RESPA/TILA Integration – Part I: Overview and Loan Estimate
   Jonathan Foxx [*]


This first of a four-part series will introduce the RESPA/TILA Integration and treat the numerous features of the Loan Estimate. In the second part of the series, I will detail the features of the Closing Disclosure. The third part will be a detailed analysis of the Loan Estimate. The fourth part will provide an in depth scrutiny of the Closing Disclosure.

Accompanying this article is a Loan Estimate Table that may be used for certain itemized categories and action requirements. The table outlines the types of areas of interest in many of the routine requirements of the Loan Estimate process. In reviewing the table, notice how many of these categories in some respects reflect the pre-August 2015 disclosure process. Rather than a before-and-after, comparative analysis, the Loan Estimate Table provides the requirements of the post-August 2015 Rule itself.

Two Download Locations

In the other articles of this four-part series, I will provide charts, tables, form specimens, and annotations for applicable categories and action requirements relating to the RESPA-TILA Integration. The full series, and accompanying charts, tables, and form specimens, will also appear in National Mortgage Professional Magazine, commencing October 2014. 


Let’s admit at the outset that having to explain to loan applicants the fees and boxes and pages of the Good Faith Estimate (GFE) is not for the faint of heart. The Truth in Lending Disclosure (TIL) remains a conundrum without peer: difficult to explain to a consumer in just a few words; inscrutable even to loan officers; and, blisteringly enigmatic often even to lenders. Both disclosures are somewhat archaic, examples of good intentions gone to the shadowy realm of Unintended Consequences.

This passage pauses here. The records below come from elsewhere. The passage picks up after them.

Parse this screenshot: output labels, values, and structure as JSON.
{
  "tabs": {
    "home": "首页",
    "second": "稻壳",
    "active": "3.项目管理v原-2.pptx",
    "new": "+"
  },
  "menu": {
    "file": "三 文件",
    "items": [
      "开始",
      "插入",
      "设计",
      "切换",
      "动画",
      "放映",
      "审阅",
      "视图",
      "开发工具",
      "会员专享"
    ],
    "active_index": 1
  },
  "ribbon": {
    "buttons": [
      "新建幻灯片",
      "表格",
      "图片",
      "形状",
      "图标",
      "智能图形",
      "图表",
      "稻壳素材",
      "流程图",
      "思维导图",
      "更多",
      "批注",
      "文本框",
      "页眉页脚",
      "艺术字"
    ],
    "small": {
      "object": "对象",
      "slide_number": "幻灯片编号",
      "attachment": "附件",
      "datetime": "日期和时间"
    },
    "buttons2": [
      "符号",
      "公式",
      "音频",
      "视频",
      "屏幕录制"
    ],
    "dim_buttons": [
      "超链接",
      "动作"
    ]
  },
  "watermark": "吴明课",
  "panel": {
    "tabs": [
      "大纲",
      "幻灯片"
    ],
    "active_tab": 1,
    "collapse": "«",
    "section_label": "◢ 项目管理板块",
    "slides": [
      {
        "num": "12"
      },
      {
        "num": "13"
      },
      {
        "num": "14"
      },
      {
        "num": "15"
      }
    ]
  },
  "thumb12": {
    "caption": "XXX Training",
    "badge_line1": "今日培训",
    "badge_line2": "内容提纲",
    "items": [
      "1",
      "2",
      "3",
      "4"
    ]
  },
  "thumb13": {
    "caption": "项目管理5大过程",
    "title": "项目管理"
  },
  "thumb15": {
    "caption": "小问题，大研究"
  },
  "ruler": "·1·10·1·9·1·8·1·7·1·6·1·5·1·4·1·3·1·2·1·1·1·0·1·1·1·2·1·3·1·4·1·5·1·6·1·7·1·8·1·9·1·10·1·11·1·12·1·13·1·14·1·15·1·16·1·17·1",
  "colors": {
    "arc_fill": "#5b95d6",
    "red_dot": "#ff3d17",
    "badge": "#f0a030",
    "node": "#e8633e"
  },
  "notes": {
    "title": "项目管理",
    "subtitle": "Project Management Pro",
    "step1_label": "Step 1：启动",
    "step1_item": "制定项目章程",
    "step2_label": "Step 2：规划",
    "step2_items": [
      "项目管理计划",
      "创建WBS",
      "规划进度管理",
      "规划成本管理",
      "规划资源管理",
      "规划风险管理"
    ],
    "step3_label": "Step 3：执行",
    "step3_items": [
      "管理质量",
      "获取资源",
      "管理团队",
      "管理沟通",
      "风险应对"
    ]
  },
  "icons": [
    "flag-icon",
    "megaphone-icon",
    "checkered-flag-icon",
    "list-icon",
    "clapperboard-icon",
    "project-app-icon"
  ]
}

Notwithstanding the foregoing debacle, there is the infamous HUD-1 Settlement Statement (HUD-1), infamous for its myriad codes, infamous for codes that should correlate or sometimes seem not to correlate to the GFE itself, infamous for mapping challenges to the loan origination system, and infamous for irksome consternation about where, what, and how to show certain fees!

A consumer’s distrust of the lender seems to increase with the duration of the explanation provided by the mortgage loan originator. If it takes more than a sentence or two to explain a disclosure’s contents, many consumers are already hesitating, wondering if there’s something they’re not being told! So, is there a way to provide a new kind of consumer disclosure that replaces the overly-encrusted, superannuated, periodically reconditioned, creaky, decades’ old twosome and settlement documents that have dominated the origination of residential mortgage loans for an entire generation of mortgage loan originators?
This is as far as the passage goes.